According to the suit, Ricky Washington, who is deaf, applied online for a job at a McDonald’s restaurant in Belton, Mo. in June 2012. Washington indicated on his application that he attended Kansas School for the Deaf. Washington also said he had previous job experience working as a cook and clean-up team member at a McDonald’s restaurant in Louisiana in 2009. When the Belton restaurant manager learned Washington needed a sign language interpreter for his job interview, she canceled the interview and never rescheduled it, despite Washington’s sister volunteering to act as the interpreter. Restaurant management continued to interview and hire new workers after Washington made several attempts to schedule an interview.

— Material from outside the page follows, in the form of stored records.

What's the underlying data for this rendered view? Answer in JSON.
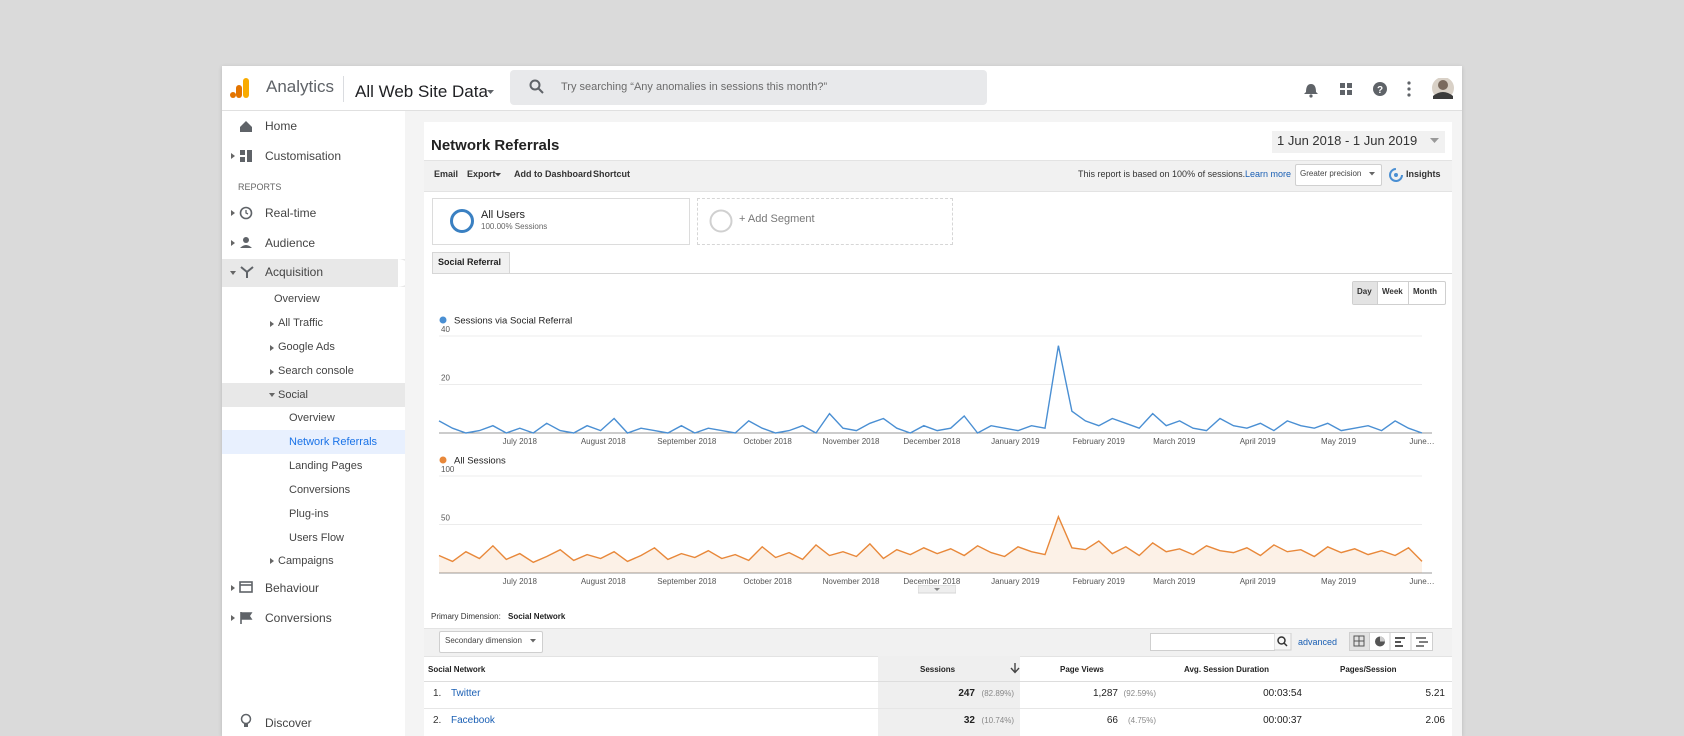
{
  "header": {
    "product": "Analytics",
    "property": "All Web Site Data",
    "search_placeholder": "Try searching “Any anomalies in sessions this month?”"
  },
  "sidebar": {
    "home": "Home",
    "customisation": "Customisation",
    "section": "REPORTS",
    "realtime": "Real-time",
    "audience": "Audience",
    "acquisition": "Acquisition",
    "acq_overview": "Overview",
    "all_traffic": "All Traffic",
    "google_ads": "Google Ads",
    "search_console": "Search console",
    "social": "Social",
    "social_items": [
      "Overview",
      "Network Referrals",
      "Landing Pages",
      "Conversions",
      "Plug-ins",
      "Users Flow"
    ],
    "campaigns": "Campaigns",
    "behaviour": "Behaviour",
    "conversions": "Conversions",
    "discover": "Discover"
  },
  "report": {
    "title": "Network Referrals",
    "date_range": "1 Jun 2018 - 1 Jun 2019",
    "toolbar": [
      "Email",
      "Export",
      "Add to Dashboard",
      "Shortcut"
    ],
    "sampling_note": "This report is based on 100% of sessions.",
    "learn_more": "Learn more",
    "precision": "Greater precision",
    "insights": "Insights",
    "segment": {
      "name": "All Users",
      "detail": "100.00% Sessions",
      "add": "+ Add Segment"
    },
    "tab": "Social Referral",
    "granularity": [
      "Day",
      "Week",
      "Month"
    ],
    "primary_dimension_label": "Primary Dimension:",
    "primary_dimension": "Social Network",
    "secondary_dimension": "Secondary dimension",
    "advanced": "advanced"
  },
  "chart_data": [
    {
      "type": "line",
      "x": [
        0,
        5,
        10,
        15,
        20,
        25,
        30,
        35,
        40,
        45,
        50,
        55,
        60,
        65,
        70,
        75,
        80,
        85,
        90,
        95,
        100,
        105,
        110,
        115,
        120,
        125,
        130,
        135,
        140,
        145,
        150,
        155,
        160,
        165,
        170,
        175,
        180,
        185,
        190,
        195,
        200,
        205,
        210,
        215,
        220,
        225,
        230,
        235,
        240,
        245,
        250,
        255,
        260,
        265,
        270,
        275,
        280,
        285,
        290,
        295,
        300,
        305,
        310,
        315,
        320,
        325,
        330,
        335,
        340,
        345,
        350,
        355,
        360,
        365
      ],
      "series": [
        {
          "name": "Sessions via Social Referral",
          "color": "#4a8fd3",
          "values": [
            5,
            2,
            0,
            1,
            3,
            0,
            2,
            0,
            4,
            1,
            0,
            3,
            1,
            6,
            0,
            2,
            1,
            0,
            3,
            0,
            2,
            1,
            0,
            5,
            2,
            0,
            1,
            3,
            0,
            8,
            2,
            1,
            4,
            6,
            2,
            0,
            3,
            1,
            2,
            7,
            0,
            3,
            2,
            1,
            3,
            2,
            36,
            9,
            5,
            3,
            6,
            4,
            2,
            8,
            3,
            5,
            2,
            1,
            6,
            3,
            2,
            4,
            1,
            5,
            3,
            2,
            4,
            1,
            2,
            3,
            1,
            5,
            2,
            0
          ]
        }
      ],
      "xlim": [
        0,
        365
      ],
      "ylim": [
        0,
        40
      ],
      "yticks": [
        20,
        40
      ],
      "grid": true,
      "xticks": [
        {
          "value": 30,
          "label": "July 2018"
        },
        {
          "value": 61,
          "label": "August 2018"
        },
        {
          "value": 92,
          "label": "September 2018"
        },
        {
          "value": 122,
          "label": "October 2018"
        },
        {
          "value": 153,
          "label": "November 2018"
        },
        {
          "value": 183,
          "label": "December 2018"
        },
        {
          "value": 214,
          "label": "January 2019"
        },
        {
          "value": 245,
          "label": "February 2019"
        },
        {
          "value": 273,
          "label": "March 2019"
        },
        {
          "value": 304,
          "label": "April 2019"
        },
        {
          "value": 334,
          "label": "May 2019"
        },
        {
          "value": 365,
          "label": "June…"
        }
      ]
    },
    {
      "type": "area",
      "x": [
        0,
        5,
        10,
        15,
        20,
        25,
        30,
        35,
        40,
        45,
        50,
        55,
        60,
        65,
        70,
        75,
        80,
        85,
        90,
        95,
        100,
        105,
        110,
        115,
        120,
        125,
        130,
        135,
        140,
        145,
        150,
        155,
        160,
        165,
        170,
        175,
        180,
        185,
        190,
        195,
        200,
        205,
        210,
        215,
        220,
        225,
        230,
        235,
        240,
        245,
        250,
        255,
        260,
        265,
        270,
        275,
        280,
        285,
        290,
        295,
        300,
        305,
        310,
        315,
        320,
        325,
        330,
        335,
        340,
        345,
        350,
        355,
        360,
        365
      ],
      "series": [
        {
          "name": "All Sessions",
          "color": "#e8883a",
          "values": [
            18,
            12,
            22,
            15,
            28,
            14,
            20,
            11,
            17,
            24,
            13,
            19,
            15,
            22,
            12,
            18,
            26,
            14,
            20,
            16,
            23,
            15,
            19,
            13,
            27,
            16,
            21,
            14,
            29,
            18,
            22,
            17,
            30,
            15,
            24,
            19,
            26,
            20,
            25,
            18,
            28,
            21,
            17,
            27,
            22,
            19,
            58,
            26,
            24,
            33,
            20,
            27,
            18,
            31,
            22,
            25,
            19,
            28,
            23,
            21,
            26,
            18,
            29,
            22,
            24,
            17,
            27,
            21,
            25,
            19,
            23,
            18,
            26,
            12
          ]
        }
      ],
      "xlim": [
        0,
        365
      ],
      "ylim": [
        0,
        100
      ],
      "yticks": [
        50,
        100
      ],
      "grid": true,
      "xticks": [
        {
          "value": 30,
          "label": "July 2018"
        },
        {
          "value": 61,
          "label": "August 2018"
        },
        {
          "value": 92,
          "label": "September 2018"
        },
        {
          "value": 122,
          "label": "October 2018"
        },
        {
          "value": 153,
          "label": "November 2018"
        },
        {
          "value": 183,
          "label": "December 2018"
        },
        {
          "value": 214,
          "label": "January 2019"
        },
        {
          "value": 245,
          "label": "February 2019"
        },
        {
          "value": 273,
          "label": "March 2019"
        },
        {
          "value": 304,
          "label": "April 2019"
        },
        {
          "value": 334,
          "label": "May 2019"
        },
        {
          "value": 365,
          "label": "June…"
        }
      ]
    }
  ],
  "table": {
    "columns": [
      "Social Network",
      "Sessions",
      "Page Views",
      "Avg. Session Duration",
      "Pages/Session"
    ],
    "rows": [
      [
        "1.",
        "Twitter",
        "247",
        "(82.89%)",
        "1,287",
        "(92.59%)",
        "00:03:54",
        "5.21"
      ],
      [
        "2.",
        "Facebook",
        "32",
        "(10.74%)",
        "66",
        "(4.75%)",
        "00:00:37",
        "2.06"
      ]
    ]
  }
}
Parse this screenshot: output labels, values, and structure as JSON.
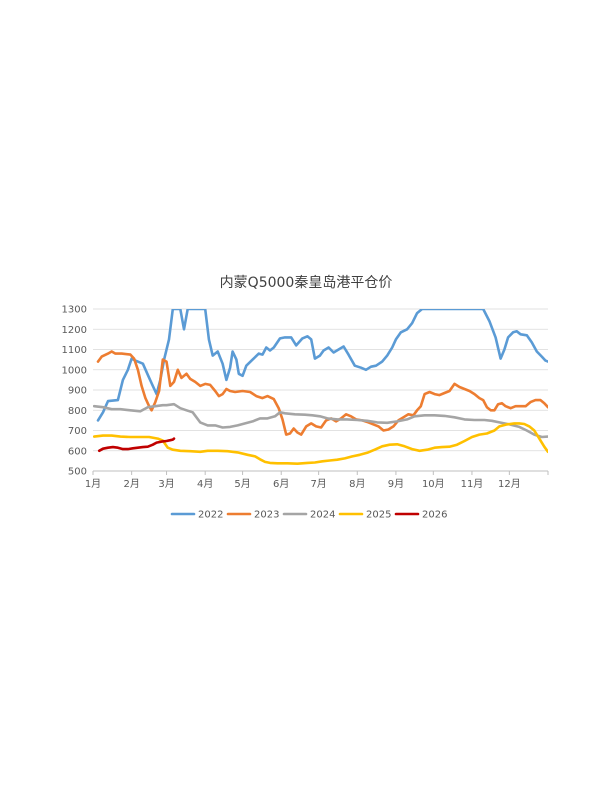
{
  "chart_data": {
    "type": "line",
    "title": "内蒙Q5000秦皇岛港平仓价",
    "xlabel": "",
    "ylabel": "",
    "x_range": [
      0,
      365
    ],
    "ylim": [
      500,
      1300
    ],
    "y_ticks": [
      500,
      600,
      700,
      800,
      900,
      1000,
      1100,
      1200,
      1300
    ],
    "x_tick_labels": [
      "1月",
      "2月",
      "3月",
      "4月",
      "5月",
      "6月",
      "7月",
      "8月",
      "9月",
      "10月",
      "11月",
      "12月"
    ],
    "x_tick_days": [
      0,
      31,
      59,
      90,
      120,
      151,
      181,
      212,
      243,
      273,
      304,
      334
    ],
    "grid": true,
    "legend": "bottom",
    "series": [
      {
        "name": "2022",
        "color": "#5B9BD5",
        "points": [
          [
            4,
            750
          ],
          [
            8,
            790
          ],
          [
            12,
            845
          ],
          [
            20,
            850
          ],
          [
            24,
            950
          ],
          [
            28,
            1000
          ],
          [
            31,
            1055
          ],
          [
            34,
            1045
          ],
          [
            40,
            1030
          ],
          [
            44,
            975
          ],
          [
            48,
            920
          ],
          [
            51,
            880
          ],
          [
            54,
            950
          ],
          [
            57,
            1050
          ],
          [
            61,
            1150
          ],
          [
            64,
            1300
          ],
          [
            70,
            1300
          ],
          [
            73,
            1200
          ],
          [
            76,
            1300
          ],
          [
            90,
            1300
          ],
          [
            93,
            1150
          ],
          [
            96,
            1070
          ],
          [
            100,
            1090
          ],
          [
            104,
            1030
          ],
          [
            107,
            950
          ],
          [
            110,
            1010
          ],
          [
            112,
            1090
          ],
          [
            115,
            1050
          ],
          [
            117,
            980
          ],
          [
            120,
            970
          ],
          [
            123,
            1020
          ],
          [
            128,
            1050
          ],
          [
            133,
            1080
          ],
          [
            136,
            1075
          ],
          [
            139,
            1110
          ],
          [
            142,
            1095
          ],
          [
            145,
            1110
          ],
          [
            150,
            1155
          ],
          [
            154,
            1160
          ],
          [
            159,
            1160
          ],
          [
            163,
            1120
          ],
          [
            168,
            1155
          ],
          [
            172,
            1165
          ],
          [
            175,
            1150
          ],
          [
            178,
            1055
          ],
          [
            182,
            1070
          ],
          [
            185,
            1095
          ],
          [
            189,
            1110
          ],
          [
            193,
            1085
          ],
          [
            197,
            1100
          ],
          [
            201,
            1115
          ],
          [
            205,
            1075
          ],
          [
            210,
            1020
          ],
          [
            215,
            1010
          ],
          [
            219,
            1000
          ],
          [
            223,
            1015
          ],
          [
            227,
            1020
          ],
          [
            232,
            1040
          ],
          [
            236,
            1070
          ],
          [
            240,
            1110
          ],
          [
            243,
            1150
          ],
          [
            247,
            1185
          ],
          [
            252,
            1200
          ],
          [
            256,
            1230
          ],
          [
            260,
            1280
          ],
          [
            264,
            1300
          ],
          [
            313,
            1300
          ],
          [
            318,
            1240
          ],
          [
            323,
            1160
          ],
          [
            327,
            1055
          ],
          [
            330,
            1100
          ],
          [
            333,
            1160
          ],
          [
            337,
            1185
          ],
          [
            340,
            1190
          ],
          [
            343,
            1175
          ],
          [
            348,
            1170
          ],
          [
            352,
            1135
          ],
          [
            356,
            1090
          ],
          [
            360,
            1065
          ],
          [
            363,
            1045
          ],
          [
            365,
            1040
          ]
        ]
      },
      {
        "name": "2023",
        "color": "#ED7D31",
        "points": [
          [
            4,
            1040
          ],
          [
            7,
            1065
          ],
          [
            12,
            1080
          ],
          [
            15,
            1090
          ],
          [
            18,
            1080
          ],
          [
            23,
            1080
          ],
          [
            30,
            1075
          ],
          [
            33,
            1055
          ],
          [
            36,
            1000
          ],
          [
            39,
            920
          ],
          [
            42,
            860
          ],
          [
            45,
            820
          ],
          [
            47,
            800
          ],
          [
            50,
            840
          ],
          [
            53,
            895
          ],
          [
            56,
            1050
          ],
          [
            59,
            1040
          ],
          [
            62,
            920
          ],
          [
            65,
            940
          ],
          [
            68,
            1000
          ],
          [
            71,
            960
          ],
          [
            75,
            980
          ],
          [
            78,
            955
          ],
          [
            82,
            940
          ],
          [
            86,
            920
          ],
          [
            90,
            930
          ],
          [
            94,
            925
          ],
          [
            98,
            895
          ],
          [
            101,
            870
          ],
          [
            104,
            880
          ],
          [
            107,
            905
          ],
          [
            110,
            895
          ],
          [
            114,
            890
          ],
          [
            120,
            895
          ],
          [
            126,
            890
          ],
          [
            131,
            870
          ],
          [
            136,
            860
          ],
          [
            140,
            870
          ],
          [
            145,
            855
          ],
          [
            149,
            810
          ],
          [
            152,
            755
          ],
          [
            155,
            680
          ],
          [
            158,
            685
          ],
          [
            161,
            710
          ],
          [
            164,
            690
          ],
          [
            167,
            680
          ],
          [
            171,
            720
          ],
          [
            175,
            735
          ],
          [
            179,
            720
          ],
          [
            183,
            715
          ],
          [
            187,
            750
          ],
          [
            191,
            760
          ],
          [
            195,
            745
          ],
          [
            199,
            760
          ],
          [
            203,
            780
          ],
          [
            207,
            770
          ],
          [
            211,
            755
          ],
          [
            216,
            750
          ],
          [
            221,
            740
          ],
          [
            225,
            730
          ],
          [
            229,
            720
          ],
          [
            233,
            700
          ],
          [
            237,
            705
          ],
          [
            241,
            720
          ],
          [
            245,
            750
          ],
          [
            249,
            765
          ],
          [
            253,
            780
          ],
          [
            257,
            775
          ],
          [
            260,
            800
          ],
          [
            263,
            820
          ],
          [
            266,
            880
          ],
          [
            270,
            890
          ],
          [
            274,
            880
          ],
          [
            278,
            875
          ],
          [
            282,
            885
          ],
          [
            286,
            895
          ],
          [
            290,
            930
          ],
          [
            294,
            915
          ],
          [
            298,
            905
          ],
          [
            302,
            895
          ],
          [
            306,
            880
          ],
          [
            310,
            860
          ],
          [
            313,
            850
          ],
          [
            316,
            815
          ],
          [
            319,
            800
          ],
          [
            322,
            800
          ],
          [
            325,
            830
          ],
          [
            328,
            835
          ],
          [
            331,
            820
          ],
          [
            335,
            810
          ],
          [
            339,
            820
          ],
          [
            343,
            820
          ],
          [
            347,
            820
          ],
          [
            351,
            840
          ],
          [
            355,
            850
          ],
          [
            359,
            850
          ],
          [
            362,
            835
          ],
          [
            365,
            815
          ]
        ]
      },
      {
        "name": "2024",
        "color": "#A5A5A5",
        "points": [
          [
            1,
            820
          ],
          [
            8,
            815
          ],
          [
            15,
            805
          ],
          [
            22,
            805
          ],
          [
            30,
            800
          ],
          [
            38,
            795
          ],
          [
            44,
            815
          ],
          [
            50,
            820
          ],
          [
            56,
            825
          ],
          [
            59,
            825
          ],
          [
            65,
            830
          ],
          [
            70,
            810
          ],
          [
            75,
            800
          ],
          [
            80,
            790
          ],
          [
            86,
            740
          ],
          [
            92,
            725
          ],
          [
            98,
            725
          ],
          [
            104,
            715
          ],
          [
            110,
            718
          ],
          [
            116,
            725
          ],
          [
            122,
            735
          ],
          [
            128,
            745
          ],
          [
            134,
            760
          ],
          [
            140,
            760
          ],
          [
            146,
            770
          ],
          [
            150,
            790
          ],
          [
            154,
            785
          ],
          [
            162,
            780
          ],
          [
            170,
            778
          ],
          [
            176,
            775
          ],
          [
            182,
            770
          ],
          [
            188,
            760
          ],
          [
            196,
            755
          ],
          [
            204,
            755
          ],
          [
            212,
            752
          ],
          [
            220,
            748
          ],
          [
            228,
            740
          ],
          [
            236,
            738
          ],
          [
            244,
            745
          ],
          [
            252,
            755
          ],
          [
            258,
            770
          ],
          [
            266,
            775
          ],
          [
            274,
            775
          ],
          [
            282,
            772
          ],
          [
            290,
            765
          ],
          [
            298,
            755
          ],
          [
            306,
            752
          ],
          [
            314,
            752
          ],
          [
            320,
            748
          ],
          [
            326,
            740
          ],
          [
            334,
            730
          ],
          [
            342,
            718
          ],
          [
            348,
            700
          ],
          [
            354,
            680
          ],
          [
            360,
            668
          ],
          [
            365,
            670
          ]
        ]
      },
      {
        "name": "2025",
        "color": "#FFC000",
        "points": [
          [
            1,
            670
          ],
          [
            8,
            675
          ],
          [
            15,
            675
          ],
          [
            22,
            670
          ],
          [
            30,
            668
          ],
          [
            38,
            668
          ],
          [
            45,
            668
          ],
          [
            52,
            660
          ],
          [
            56,
            650
          ],
          [
            60,
            615
          ],
          [
            64,
            605
          ],
          [
            70,
            600
          ],
          [
            78,
            598
          ],
          [
            86,
            595
          ],
          [
            92,
            600
          ],
          [
            100,
            600
          ],
          [
            108,
            598
          ],
          [
            116,
            592
          ],
          [
            124,
            580
          ],
          [
            130,
            572
          ],
          [
            134,
            558
          ],
          [
            138,
            545
          ],
          [
            142,
            540
          ],
          [
            148,
            538
          ],
          [
            156,
            538
          ],
          [
            164,
            536
          ],
          [
            172,
            540
          ],
          [
            178,
            542
          ],
          [
            184,
            548
          ],
          [
            190,
            552
          ],
          [
            196,
            556
          ],
          [
            202,
            562
          ],
          [
            208,
            572
          ],
          [
            214,
            580
          ],
          [
            220,
            590
          ],
          [
            226,
            605
          ],
          [
            232,
            622
          ],
          [
            238,
            630
          ],
          [
            244,
            632
          ],
          [
            250,
            622
          ],
          [
            256,
            608
          ],
          [
            262,
            600
          ],
          [
            268,
            605
          ],
          [
            274,
            615
          ],
          [
            280,
            618
          ],
          [
            286,
            620
          ],
          [
            292,
            630
          ],
          [
            298,
            648
          ],
          [
            304,
            668
          ],
          [
            310,
            680
          ],
          [
            316,
            685
          ],
          [
            322,
            700
          ],
          [
            326,
            720
          ],
          [
            332,
            730
          ],
          [
            338,
            735
          ],
          [
            342,
            735
          ],
          [
            346,
            732
          ],
          [
            350,
            720
          ],
          [
            354,
            700
          ],
          [
            358,
            660
          ],
          [
            362,
            620
          ],
          [
            365,
            595
          ],
          [
            370,
            588
          ],
          [
            373,
            592
          ]
        ]
      },
      {
        "name": "2026",
        "color": "#C00000",
        "points": [
          [
            5,
            600
          ],
          [
            8,
            610
          ],
          [
            12,
            615
          ],
          [
            16,
            618
          ],
          [
            20,
            615
          ],
          [
            24,
            608
          ],
          [
            28,
            608
          ],
          [
            32,
            612
          ],
          [
            36,
            615
          ],
          [
            40,
            618
          ],
          [
            44,
            620
          ],
          [
            48,
            630
          ],
          [
            51,
            640
          ],
          [
            55,
            645
          ],
          [
            59,
            648
          ],
          [
            62,
            652
          ],
          [
            64,
            655
          ],
          [
            65,
            660
          ]
        ]
      }
    ]
  }
}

Such alleged conduct violates the Americans with Disabilities Act of 1990 (ADA), which prohibits discrimination against people with disabilities in employment and requires employers to make reasonable accommodations for job applicants so they will have equal opportunities during the application process. EEOC filed its lawsuit (EEOC v. McDonald’s Corporation, et al, 4:15-cv-01004-FJG) in U.S. District Court for the Western District of Missouri after first attempting to reach a pre-litigation settlement through its conciliation process. EEOC seeks back pay, compensatory and punitive damages, and injunctive relief, including training for all McDonald’s managers on accommodations for applicants with disabilities, particularly those who are deaf.
EEOC St. Louis District Director James R. Neely, Jr. said, “Removing obstacles in the hiring process for people with disabilities is a national priority for EEOC. All employers, but especially large ones, should join with the agency to make sure everyone has equal access to the employment process.”
“People with disabilities have one of the highest unemployment rates in the country,” added EEOC Regional Attorney Andrea G. Baran. “Providing equal employment opportunities to all job applicants – including those with disabilities – is not just the law, it is good for our economy and our workplaces.”